Un documentario su Giovanni Paolo II curato dai Papaboys per MTV Lebanon, tv nazionale del Medio Oriente

L'ingresso del Museo della Lettera d'Amore a Torrevecchia Teatina, in Abruzzo
L’ingresso del Museo della Lettera d’Amore a Torrevecchia Teatina, in Abruzzo

ROMA – Alla scoperta di alcuni luoghi d’Abruzzo dove si respira ancora il passaggio e la presenza di giovanni Paolo II e dove i Papaboys (i suoi giovani) hanno radici e tengono vivo il suo ricordo: è questo il contenuto del documentario che questa domenica porterà le telecamere di Mtv Lebanon prima al Santuario Giovanni Paolo II della Ienca (L’Aquila), e poi Torrevecchia Teatina, dove sono presenti le Sale Giovanni Paolo II all’interno del Museo Internazionale della Lettera d’Amore ed il Parco della Gioventù Giovanni Paolo II inaugurati lo scorso anno. A dirigere il documentario è Padre Salim, responsabile del Collegio maronita a Roma, mentre per l’Associazione dei Papaboys sarà il responsabile nazionale a seguire il tragitto della troupe televisiva e ripercorrere i momenti della presenza del Papa.

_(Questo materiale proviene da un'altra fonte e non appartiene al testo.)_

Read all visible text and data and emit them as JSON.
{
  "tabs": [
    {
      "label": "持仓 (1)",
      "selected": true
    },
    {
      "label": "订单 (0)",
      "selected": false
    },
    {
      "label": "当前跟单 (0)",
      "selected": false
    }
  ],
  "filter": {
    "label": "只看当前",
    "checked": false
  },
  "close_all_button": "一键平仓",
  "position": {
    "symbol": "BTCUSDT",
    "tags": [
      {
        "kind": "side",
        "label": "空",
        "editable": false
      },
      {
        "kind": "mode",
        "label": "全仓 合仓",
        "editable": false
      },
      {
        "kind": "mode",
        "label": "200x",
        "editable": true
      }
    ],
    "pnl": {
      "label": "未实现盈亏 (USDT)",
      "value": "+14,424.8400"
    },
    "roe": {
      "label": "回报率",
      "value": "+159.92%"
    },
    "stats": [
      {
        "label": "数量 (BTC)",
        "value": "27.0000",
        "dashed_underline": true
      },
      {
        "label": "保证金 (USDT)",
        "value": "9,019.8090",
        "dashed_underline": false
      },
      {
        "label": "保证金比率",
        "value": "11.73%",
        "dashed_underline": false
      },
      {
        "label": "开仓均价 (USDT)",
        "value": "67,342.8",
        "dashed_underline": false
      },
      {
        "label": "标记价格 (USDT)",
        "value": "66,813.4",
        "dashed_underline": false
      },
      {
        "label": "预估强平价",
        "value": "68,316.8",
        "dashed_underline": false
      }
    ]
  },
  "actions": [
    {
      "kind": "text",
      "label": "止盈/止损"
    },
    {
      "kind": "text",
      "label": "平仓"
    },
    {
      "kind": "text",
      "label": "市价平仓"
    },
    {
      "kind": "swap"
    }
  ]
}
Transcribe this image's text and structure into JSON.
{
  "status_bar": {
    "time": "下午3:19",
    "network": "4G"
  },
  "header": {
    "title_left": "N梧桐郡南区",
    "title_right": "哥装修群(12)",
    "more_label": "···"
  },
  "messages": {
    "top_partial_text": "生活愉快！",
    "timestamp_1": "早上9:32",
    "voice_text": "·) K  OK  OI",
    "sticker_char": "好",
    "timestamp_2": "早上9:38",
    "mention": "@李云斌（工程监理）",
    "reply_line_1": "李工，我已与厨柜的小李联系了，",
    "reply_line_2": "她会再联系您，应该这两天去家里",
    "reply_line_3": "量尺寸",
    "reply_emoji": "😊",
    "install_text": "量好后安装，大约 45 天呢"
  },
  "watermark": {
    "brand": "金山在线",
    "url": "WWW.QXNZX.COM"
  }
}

Le riprese inizieranno domenica mattina al Santuario del Beato Giovanni Paolo II a S. Pietro della Ienca, piccolo borgo nei pressi di Assergi (L’Aquila). La località, con la bellissima chiesa di San Pietro – ribattezzata oramai la “Chiesetta del Papa” – molte volte accolse Papa Wojtyla, che amava pregare tra queste montagne e, proprio per questo, è stata consacrata Santuario ufficiale di Giovanni Paolo II, primo al mondo a portare il nome del futuro Santo. Alla Ienca, oltre al Rettore, ed agli amici “custodi” del Santuario, anche un pellegrinaggio in arrivo da Chieti con la registrazione delle testimonianze ed i ricordi. Dopo lo sguardo tra le “montagne” di Karol, il pomeriggio la trope è attesa invece tra Pescara e Chieti, nella città di Torrevecchia Teatina, e sarà accolta dal Sindaco Katja Baboro.

Il Santuario Giovanni Paolo II della Iena (L'Aquila)
Il Santuario Giovanni Paolo II della Iena (L’Aquila)

Le riprese avverranno all’interno del Museo della Lettera d’Amore all’interno del quale sono custodite in due sale che portano il nome del Beato, le lettere, i biglietti, le preghiere ed i messaggi indirizzati a Giovanni Paolo II durante i giorni dell’agonia e della morte. Arrivano da tutto il mondo: sono in italiano, in spagnolo, in polacco, in arabo, in cinese e perfino in braille. Migliaia e migliaia di lettere, preghiere, fogliettini lasciati da bambini, giovani e adulti in piazza San Pietro nei giorni di quel 2 aprile 2005 rimasto impresso nelle menti e nei cuori di molti uomini. Gli scritti – consegnati dalla Segreteria di Stato vaticana all’Associazione Nazionale Papaboys – sono ora esposti appunti nel Museo internazionale delle “Lettere d’Amore” diretto da Massimo Pamio, che ha provveduto anche all’organizzazione di un piccolo momento artistico, che sarà ripreso, all’interno del parco della Gioventu’ a pochi passi dallo stesso Museo. A Torrevecchia presente anche il cantautore Ferdy Sapio ed una rappresentanza dei Cavalieri Templari cattolici italiani.